Spotify Admits Bot Manipulation After Prediction Market Trader Exposes Anomaly

Source: Wired Business | Published: July 04, 2026

In a development that underscores the growing intersection of digital streaming and speculative finance, Spotify has confirmed instances of artificial streaming after a prominent trader on the prediction platform Kalshi flagged suspicious activity. Caleb Davies, a Minneapolis-based IT professional who has amassed over $1.2 million in prediction market winnings, noticed an improbable surge in streams for the song “Earrings” by Malcolm Todd. The track vaulted to the top of a Spotify chart despite being unlisted as a betting option on Polymarket, prompting Davies to investigate what he described as an "11.24 sigma event"—a statistical anomaly so rare it would occur roughly once in 77 octillion random trials. His analysis pointed to coordinated bot networks artificially inflating play counts, a practice known as “botting” that has long plagued streaming platforms.
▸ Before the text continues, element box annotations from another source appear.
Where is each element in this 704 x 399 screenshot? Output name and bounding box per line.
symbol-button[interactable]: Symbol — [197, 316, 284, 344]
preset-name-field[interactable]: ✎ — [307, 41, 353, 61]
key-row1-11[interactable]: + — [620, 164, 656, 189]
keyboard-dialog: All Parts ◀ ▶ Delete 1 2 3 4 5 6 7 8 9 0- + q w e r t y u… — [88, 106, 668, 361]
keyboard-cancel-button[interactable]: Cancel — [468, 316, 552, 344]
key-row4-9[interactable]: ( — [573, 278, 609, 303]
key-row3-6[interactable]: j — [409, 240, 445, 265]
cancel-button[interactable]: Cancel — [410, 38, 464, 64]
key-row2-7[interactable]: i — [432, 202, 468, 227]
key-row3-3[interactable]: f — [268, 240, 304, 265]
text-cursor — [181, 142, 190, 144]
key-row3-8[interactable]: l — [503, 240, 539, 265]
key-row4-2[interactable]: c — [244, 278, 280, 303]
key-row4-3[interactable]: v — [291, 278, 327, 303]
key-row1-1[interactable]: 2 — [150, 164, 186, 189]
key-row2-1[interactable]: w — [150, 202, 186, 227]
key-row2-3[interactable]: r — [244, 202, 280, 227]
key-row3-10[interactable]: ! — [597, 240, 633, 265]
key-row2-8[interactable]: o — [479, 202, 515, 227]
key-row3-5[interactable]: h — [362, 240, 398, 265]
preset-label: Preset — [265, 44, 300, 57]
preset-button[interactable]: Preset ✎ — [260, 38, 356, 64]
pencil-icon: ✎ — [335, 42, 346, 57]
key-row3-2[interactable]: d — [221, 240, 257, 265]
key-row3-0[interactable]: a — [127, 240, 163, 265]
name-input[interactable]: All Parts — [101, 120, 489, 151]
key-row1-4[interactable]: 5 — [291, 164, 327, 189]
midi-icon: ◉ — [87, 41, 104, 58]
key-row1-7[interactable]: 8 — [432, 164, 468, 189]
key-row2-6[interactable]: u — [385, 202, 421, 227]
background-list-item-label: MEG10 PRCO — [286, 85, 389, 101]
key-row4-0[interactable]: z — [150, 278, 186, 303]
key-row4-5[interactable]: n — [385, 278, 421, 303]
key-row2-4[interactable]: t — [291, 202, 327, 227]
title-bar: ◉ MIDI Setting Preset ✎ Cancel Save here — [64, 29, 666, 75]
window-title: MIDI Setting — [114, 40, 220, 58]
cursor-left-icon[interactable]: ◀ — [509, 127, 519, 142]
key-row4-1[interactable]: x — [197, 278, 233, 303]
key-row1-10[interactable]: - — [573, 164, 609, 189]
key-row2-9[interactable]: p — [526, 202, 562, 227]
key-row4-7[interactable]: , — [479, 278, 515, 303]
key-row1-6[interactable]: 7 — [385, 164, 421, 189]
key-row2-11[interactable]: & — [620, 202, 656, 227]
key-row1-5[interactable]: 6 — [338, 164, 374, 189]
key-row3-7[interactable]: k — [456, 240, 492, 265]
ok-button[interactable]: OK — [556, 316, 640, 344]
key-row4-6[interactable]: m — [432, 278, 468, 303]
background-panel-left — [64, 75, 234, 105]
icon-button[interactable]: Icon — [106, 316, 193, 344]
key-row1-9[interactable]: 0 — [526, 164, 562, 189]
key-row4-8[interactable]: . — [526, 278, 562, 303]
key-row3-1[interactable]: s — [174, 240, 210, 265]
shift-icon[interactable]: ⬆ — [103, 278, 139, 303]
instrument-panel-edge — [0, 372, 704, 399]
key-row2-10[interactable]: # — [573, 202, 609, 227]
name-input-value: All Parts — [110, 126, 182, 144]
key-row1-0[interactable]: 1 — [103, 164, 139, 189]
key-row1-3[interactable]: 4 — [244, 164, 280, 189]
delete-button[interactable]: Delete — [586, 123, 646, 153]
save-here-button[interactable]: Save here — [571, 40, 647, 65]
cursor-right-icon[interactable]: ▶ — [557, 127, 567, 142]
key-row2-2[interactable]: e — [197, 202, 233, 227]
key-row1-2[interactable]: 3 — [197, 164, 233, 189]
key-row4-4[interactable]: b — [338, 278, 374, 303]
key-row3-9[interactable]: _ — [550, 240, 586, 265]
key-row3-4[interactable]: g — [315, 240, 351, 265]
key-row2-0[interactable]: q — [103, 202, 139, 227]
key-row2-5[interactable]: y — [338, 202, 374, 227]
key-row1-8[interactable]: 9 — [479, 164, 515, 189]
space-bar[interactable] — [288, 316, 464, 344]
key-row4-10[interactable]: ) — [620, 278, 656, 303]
Davies’ concerns, which he published on X and shared directly with Spotify, Kalshi, and Polymarket, led to an internal review by Spotify. The company confirmed to WIRED that its detection systems identified manipulated streams tied to the incidents Davies reported. Spotify spokesperson Laura Batey stated, “All streaming services face ever-changing stream manipulation. Spotify has best-in-class detection and mitigation practices for manipulated streams, and we don’t pay out associated royalties.” However, Spotify did not confirm whether the manipulation was directly linked to prediction market schemes, leaving Davies’ theory—that traders were botting charts to influence the outcome of event contracts—unsubstantiated by the company.

The broader context here is the rapid expansion of prediction markets into cultural domains, where contracts on music chart positions, movie box office results, and sports outcomes attract speculators wielding big data. Kalshi, which operates under U.S. Commodity Futures Trading Commission oversight, has become a hub for such wagers, with Davies alone winning $414,000 from its culture markets. Yet the incident reveals a vulnerability: when streaming data becomes the basis for financial bets, the incentive to manipulate that data skyrockets. Unlike traditional financial markets, where regulatory safeguards like insider trading laws exist, prediction markets on streaming charts rely on platform integrity that can be compromised by cheap bot farms.

Spotify ultimately removed over 500,000 artificial streams from Malcolm Todd’s “Earrings,” dropping the song from first to fourth place on the chart. But the adjustment came too late for Kalshi, which had already resolved the market in favor of traders who bet on Todd’s song. Davies, who has sworn off Spotify-related markets until the issue is resolved, argues that this creates a perverse feedback loop: manipulators can profit before platforms correct the data. For now, the incident highlights a regulatory blind spot, as neither prediction market operators nor streaming services have clear protocols for handling disputes over chart manipulation tied to financial contracts. As Davies told WIRED, “Every single morning, I’m going in, downloading the data, and updating my projections. But if the data is being gamed, my projections are worthless.”